In 2022, Vaseline launched the See My Skin platform: an online image database that allows people of colour to view what skin conditions look like on their own skin tone.

To develop the platform and continue its efforts to make skin healthcare more accessible for people of colour, the brand created an initiative that uses art restoration to shed light on the importance of caring for darker skin.

Mended Murals underscores the need for increased access to skin health resources for underrepresented communities by showcasing how, without proper resources, murals that were once vibrant reflections of the culture and people in their communities can fade over time.

The brand commissioned mural restorations from artists based in Baltimore, Brooklyn and Hartford. Select murals feature a QR code directing community members to SeeMySkin.com, where they can access skin health care resources.

Vaseline has also committed to donating a total of $250,000 across charitable health clinics in each US city where murals are restored.

Furthermore, the brand is inviting people to submit a mural that is important to their community for a chance to have it restored by its creator. For every mural restored, funds will be provided to support a health clinic in their city.

The campaign was developed with agency VML, New York, and launched February 2024.

Contagious Insight 

Say it with emotion / Mended Murals demonstrates Vaseline’s longstanding commitment to accessible skin health resources with emotional storytelling and visual panache. In an interview about the See My Skin campaign, Kate Endeley, former VP and strategy director at Edelman, told us, ‘In the purpose space, action is the differentiator – what are you actually doing for the cause? A lot of the backlash that other brands have got has been because people can’t associate any action behind what they are doing.’

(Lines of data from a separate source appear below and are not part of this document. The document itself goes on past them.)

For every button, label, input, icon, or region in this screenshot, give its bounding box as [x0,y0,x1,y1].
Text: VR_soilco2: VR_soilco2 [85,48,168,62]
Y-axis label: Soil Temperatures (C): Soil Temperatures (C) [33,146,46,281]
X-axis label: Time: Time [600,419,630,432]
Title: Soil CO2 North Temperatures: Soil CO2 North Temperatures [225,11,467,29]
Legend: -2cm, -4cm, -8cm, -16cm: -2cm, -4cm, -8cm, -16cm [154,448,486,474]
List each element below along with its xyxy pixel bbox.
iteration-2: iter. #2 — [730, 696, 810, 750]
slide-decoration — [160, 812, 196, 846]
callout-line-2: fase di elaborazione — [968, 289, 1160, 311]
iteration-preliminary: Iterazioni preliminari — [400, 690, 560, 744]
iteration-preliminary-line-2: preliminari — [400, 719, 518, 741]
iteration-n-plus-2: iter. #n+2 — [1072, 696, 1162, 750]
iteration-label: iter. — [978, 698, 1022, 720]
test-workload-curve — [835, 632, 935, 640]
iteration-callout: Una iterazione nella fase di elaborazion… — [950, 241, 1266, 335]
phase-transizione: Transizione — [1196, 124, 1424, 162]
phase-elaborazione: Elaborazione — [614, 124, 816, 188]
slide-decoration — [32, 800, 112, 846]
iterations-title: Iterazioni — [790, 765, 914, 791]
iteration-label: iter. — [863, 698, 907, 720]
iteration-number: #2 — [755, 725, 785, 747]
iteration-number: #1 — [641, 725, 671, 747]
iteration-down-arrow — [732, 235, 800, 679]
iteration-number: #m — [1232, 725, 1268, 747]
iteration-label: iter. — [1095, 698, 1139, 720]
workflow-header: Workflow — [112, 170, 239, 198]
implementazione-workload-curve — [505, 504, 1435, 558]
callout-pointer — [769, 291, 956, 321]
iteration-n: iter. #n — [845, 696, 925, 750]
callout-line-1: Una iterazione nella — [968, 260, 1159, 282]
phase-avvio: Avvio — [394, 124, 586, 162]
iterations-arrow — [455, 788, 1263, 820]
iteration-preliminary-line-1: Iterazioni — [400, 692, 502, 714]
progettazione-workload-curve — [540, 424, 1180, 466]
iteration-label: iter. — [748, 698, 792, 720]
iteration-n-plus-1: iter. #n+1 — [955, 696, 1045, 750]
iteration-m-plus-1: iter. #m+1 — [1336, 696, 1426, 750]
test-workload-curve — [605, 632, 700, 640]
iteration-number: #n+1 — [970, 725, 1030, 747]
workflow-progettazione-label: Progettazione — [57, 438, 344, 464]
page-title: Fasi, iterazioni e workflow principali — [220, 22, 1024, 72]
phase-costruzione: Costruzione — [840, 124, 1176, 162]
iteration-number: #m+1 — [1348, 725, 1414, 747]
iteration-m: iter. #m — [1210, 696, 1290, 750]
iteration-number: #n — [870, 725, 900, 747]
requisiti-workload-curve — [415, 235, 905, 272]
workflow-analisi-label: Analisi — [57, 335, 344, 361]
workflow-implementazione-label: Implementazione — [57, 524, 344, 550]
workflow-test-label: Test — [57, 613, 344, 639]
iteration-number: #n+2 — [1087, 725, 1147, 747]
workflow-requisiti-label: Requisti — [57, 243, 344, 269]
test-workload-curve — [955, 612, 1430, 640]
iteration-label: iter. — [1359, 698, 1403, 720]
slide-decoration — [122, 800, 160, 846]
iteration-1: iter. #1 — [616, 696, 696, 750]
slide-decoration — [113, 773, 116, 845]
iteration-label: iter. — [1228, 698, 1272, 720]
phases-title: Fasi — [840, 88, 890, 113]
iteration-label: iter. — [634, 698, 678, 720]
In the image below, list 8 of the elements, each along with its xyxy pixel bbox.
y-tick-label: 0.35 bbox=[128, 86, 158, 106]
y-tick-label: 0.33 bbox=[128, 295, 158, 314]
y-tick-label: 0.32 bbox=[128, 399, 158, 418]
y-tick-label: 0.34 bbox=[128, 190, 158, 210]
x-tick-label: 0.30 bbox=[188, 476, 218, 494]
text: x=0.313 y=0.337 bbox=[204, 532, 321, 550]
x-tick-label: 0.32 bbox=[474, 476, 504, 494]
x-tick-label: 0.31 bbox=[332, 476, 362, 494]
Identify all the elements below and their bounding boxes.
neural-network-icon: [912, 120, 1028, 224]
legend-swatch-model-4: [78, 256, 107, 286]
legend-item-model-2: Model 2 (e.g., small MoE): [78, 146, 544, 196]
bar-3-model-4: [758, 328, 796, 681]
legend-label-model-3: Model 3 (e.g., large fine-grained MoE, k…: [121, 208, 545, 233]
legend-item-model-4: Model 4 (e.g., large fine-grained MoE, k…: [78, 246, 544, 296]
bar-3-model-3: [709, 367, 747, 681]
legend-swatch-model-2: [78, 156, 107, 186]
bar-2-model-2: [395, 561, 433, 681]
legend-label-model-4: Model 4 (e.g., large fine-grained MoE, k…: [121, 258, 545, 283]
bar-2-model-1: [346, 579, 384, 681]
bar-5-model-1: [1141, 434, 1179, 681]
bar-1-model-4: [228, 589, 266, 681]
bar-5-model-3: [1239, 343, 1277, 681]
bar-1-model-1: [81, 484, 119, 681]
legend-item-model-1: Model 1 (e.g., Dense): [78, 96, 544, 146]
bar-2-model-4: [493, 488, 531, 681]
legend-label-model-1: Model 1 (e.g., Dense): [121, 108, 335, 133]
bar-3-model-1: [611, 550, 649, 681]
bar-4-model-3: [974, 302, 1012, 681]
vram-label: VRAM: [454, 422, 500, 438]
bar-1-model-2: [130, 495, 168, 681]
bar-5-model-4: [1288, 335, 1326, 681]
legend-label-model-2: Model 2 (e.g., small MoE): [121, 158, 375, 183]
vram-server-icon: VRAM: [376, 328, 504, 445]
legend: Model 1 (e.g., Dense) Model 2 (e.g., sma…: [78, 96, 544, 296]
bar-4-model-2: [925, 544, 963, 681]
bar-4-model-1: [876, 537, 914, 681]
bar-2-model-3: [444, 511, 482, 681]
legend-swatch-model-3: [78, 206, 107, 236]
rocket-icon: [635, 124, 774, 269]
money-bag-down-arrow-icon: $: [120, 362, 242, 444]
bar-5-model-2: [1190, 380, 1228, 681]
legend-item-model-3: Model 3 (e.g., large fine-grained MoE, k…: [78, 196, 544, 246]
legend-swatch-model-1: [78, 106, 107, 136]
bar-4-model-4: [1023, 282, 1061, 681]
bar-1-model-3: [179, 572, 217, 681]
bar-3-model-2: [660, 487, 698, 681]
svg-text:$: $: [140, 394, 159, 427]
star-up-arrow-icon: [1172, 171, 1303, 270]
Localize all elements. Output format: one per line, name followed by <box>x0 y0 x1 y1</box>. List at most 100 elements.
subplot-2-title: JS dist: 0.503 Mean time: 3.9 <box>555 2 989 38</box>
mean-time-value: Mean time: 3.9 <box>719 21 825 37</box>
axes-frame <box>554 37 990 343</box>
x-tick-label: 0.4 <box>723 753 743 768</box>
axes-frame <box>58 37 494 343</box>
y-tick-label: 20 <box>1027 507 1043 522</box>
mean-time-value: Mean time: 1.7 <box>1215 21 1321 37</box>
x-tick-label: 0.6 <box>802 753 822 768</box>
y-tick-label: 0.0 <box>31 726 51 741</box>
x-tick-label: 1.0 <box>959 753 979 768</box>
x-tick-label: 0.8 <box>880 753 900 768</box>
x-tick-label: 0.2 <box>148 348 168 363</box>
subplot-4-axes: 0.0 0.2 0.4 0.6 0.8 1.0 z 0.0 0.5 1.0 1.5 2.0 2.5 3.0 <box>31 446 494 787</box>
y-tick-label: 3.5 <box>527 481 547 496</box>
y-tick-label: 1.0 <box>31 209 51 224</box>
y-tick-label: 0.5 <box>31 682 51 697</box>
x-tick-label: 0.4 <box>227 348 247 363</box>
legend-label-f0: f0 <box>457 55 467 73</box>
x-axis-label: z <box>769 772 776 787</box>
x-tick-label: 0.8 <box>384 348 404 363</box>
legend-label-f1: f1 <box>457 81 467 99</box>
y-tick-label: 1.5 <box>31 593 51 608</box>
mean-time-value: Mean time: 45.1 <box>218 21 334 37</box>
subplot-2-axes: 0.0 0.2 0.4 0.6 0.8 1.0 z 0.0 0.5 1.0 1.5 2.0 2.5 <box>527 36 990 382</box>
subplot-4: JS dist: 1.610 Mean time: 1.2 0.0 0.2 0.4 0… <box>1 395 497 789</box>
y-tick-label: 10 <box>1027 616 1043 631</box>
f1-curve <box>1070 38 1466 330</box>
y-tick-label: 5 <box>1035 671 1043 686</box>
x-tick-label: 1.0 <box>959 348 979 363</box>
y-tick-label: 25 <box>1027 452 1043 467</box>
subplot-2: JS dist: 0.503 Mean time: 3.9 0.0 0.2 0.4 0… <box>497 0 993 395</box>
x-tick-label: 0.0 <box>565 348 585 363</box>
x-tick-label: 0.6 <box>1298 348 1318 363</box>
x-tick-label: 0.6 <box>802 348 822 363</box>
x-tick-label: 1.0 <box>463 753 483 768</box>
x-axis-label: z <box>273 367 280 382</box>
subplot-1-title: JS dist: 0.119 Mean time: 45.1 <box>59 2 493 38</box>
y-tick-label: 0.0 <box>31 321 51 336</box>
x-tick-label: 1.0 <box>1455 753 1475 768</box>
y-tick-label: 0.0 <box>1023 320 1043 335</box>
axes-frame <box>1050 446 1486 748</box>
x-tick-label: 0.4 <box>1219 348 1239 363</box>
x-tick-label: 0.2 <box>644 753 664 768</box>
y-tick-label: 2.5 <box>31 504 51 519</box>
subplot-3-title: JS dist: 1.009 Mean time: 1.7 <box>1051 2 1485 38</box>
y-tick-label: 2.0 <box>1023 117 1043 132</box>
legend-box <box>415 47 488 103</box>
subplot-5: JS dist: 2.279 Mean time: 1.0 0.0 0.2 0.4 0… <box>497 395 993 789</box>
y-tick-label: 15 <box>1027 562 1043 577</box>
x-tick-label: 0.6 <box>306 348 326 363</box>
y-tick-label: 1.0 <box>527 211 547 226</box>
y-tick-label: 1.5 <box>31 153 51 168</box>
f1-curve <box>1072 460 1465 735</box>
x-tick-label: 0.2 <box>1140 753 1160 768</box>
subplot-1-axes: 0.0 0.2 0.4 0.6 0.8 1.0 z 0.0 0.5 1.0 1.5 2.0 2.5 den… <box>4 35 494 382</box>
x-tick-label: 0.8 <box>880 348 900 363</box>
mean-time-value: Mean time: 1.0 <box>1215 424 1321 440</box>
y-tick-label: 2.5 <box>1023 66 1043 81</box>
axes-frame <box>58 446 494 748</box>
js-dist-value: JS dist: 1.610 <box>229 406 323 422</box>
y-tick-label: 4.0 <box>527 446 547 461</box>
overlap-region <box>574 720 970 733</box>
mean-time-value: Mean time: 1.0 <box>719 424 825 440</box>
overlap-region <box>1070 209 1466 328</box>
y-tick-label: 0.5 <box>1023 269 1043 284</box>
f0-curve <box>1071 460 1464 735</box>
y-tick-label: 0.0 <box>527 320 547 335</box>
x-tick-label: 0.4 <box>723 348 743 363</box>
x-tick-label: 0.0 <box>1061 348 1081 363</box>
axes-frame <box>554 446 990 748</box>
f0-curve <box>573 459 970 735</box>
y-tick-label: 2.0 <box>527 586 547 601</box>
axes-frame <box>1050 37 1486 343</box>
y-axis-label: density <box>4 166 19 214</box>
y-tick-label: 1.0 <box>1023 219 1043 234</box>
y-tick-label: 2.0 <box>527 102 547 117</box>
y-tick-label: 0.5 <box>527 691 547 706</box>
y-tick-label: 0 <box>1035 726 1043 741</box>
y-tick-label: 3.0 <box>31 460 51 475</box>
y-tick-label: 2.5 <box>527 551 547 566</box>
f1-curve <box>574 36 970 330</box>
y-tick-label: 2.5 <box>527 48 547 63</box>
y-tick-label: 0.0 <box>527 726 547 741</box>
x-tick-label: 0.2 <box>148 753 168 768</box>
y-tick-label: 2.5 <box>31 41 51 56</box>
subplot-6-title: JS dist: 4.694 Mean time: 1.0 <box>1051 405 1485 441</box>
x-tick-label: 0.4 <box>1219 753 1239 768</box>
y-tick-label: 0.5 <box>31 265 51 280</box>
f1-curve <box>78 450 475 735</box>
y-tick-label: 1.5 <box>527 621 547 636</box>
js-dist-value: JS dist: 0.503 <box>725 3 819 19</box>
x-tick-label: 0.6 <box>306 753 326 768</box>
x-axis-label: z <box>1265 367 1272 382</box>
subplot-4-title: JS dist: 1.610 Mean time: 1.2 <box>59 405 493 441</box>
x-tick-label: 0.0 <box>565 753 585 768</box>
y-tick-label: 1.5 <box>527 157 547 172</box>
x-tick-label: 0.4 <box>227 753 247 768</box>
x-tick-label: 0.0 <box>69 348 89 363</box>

This campaign brings Vaseline ‘action’ (the See My Skin platform) to life, using storytelling and the power of art to visualise the brand’s commitment to inclusive skin health care. The brand also went beyond just provide people with resources, it put money on the line, giving $250,000 across charitable health clinics, driving home its commitment to inclusive skin health.

Creator community / In our Inclusivity for Impact trend, we discuss how brands should get close to their consumers and to these specific groups of under-served people to understand what their problems are. Then, work collaboratively with them, and bring the community along with you during the design and development process so that you can ensure you answer their needs.

The key element to this campaign is that Vaseline didn’t go ahead and restore the artworks by itself – it reached out to the artists who created the murals and collaborated with them to spruce it up. It’s a small but vital detail that ensures Vaseline can’t be accused of commercialising street art. And by getting people to interact with the campaign and suggest murals in need of retouching, the brand opens up an ongoing dialogue with communities to keep the campaign alive for longer.

The murals are not obviously branded, and while that makes it harder to connect the campaign to Vaseline, the artfully added QR codes serve as a neat way to engage people with the brand and its mission.